Samsung
Samsung’s latest super-sized camera sensor is the “Isocell HP1”. It has a whopping 200MP sensor, making it the highest resolution camera sensor ever made. If you saved an image of it at full resolution, you’d end up with something like a 16,384×12,288 image.
Megapixels don’t matter – what matters much more to image quality is the size of each pixel, as larger pixels (and larger sensors) capture more light. Samsung tries to cover both bases with pixel binning, merging several pixels into a larger pixel for low-light situations. The HP1 has an “all new” variable pixel binning technology called “ChameleonCell”, which allows the sensor to be placed at 2×2 or 4×4 depending on the amount of light.

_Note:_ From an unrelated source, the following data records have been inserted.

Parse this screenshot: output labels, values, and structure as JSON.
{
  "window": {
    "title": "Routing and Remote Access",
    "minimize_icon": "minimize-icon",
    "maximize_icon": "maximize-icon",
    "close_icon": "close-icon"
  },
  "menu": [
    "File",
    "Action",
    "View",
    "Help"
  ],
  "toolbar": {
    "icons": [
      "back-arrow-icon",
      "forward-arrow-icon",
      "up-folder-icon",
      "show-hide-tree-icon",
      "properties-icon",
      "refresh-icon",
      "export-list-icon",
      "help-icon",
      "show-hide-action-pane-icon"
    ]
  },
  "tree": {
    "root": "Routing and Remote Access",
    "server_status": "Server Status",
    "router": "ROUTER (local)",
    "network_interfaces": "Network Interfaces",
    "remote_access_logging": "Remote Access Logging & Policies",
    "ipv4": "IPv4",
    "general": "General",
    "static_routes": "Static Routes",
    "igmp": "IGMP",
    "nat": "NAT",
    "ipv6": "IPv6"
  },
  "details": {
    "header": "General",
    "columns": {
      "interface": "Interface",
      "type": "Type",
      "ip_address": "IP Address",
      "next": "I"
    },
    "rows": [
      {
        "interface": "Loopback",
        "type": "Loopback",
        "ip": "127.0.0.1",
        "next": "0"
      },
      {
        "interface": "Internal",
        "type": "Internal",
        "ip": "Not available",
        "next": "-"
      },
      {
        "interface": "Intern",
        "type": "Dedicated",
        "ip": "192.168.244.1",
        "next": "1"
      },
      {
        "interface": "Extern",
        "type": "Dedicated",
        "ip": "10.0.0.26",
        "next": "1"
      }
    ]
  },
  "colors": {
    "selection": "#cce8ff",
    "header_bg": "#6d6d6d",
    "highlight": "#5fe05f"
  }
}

At 4×4, you accelerate the 200 MP sensor all the way to 12.5 MP by merging sets of 16 pixels. This will turn the full-resolution 0.64 m pixels into a respectable 2.56 µm pixel, which Samsung says is “capable of greater light absorption and sensitivity, producing brighter and clearer indoor or evening photos.”

Samsung
Samsung’s other super-sized sensor on the market is the GN2, which showed up in the Xiaomi Mi 11 Ultra and one or two other phones. The GN2 is only a 50MP sensor, but with quad-pixel binning it would go to a 2.8m pixel size. The GN2 is a bigger overall sensor with bigger pixels, so on paper it should still be capable of to better photography.
Samsung says its 200MP sensor is now sampling. We’re sure an Android OEM will take the company up on the offer soon.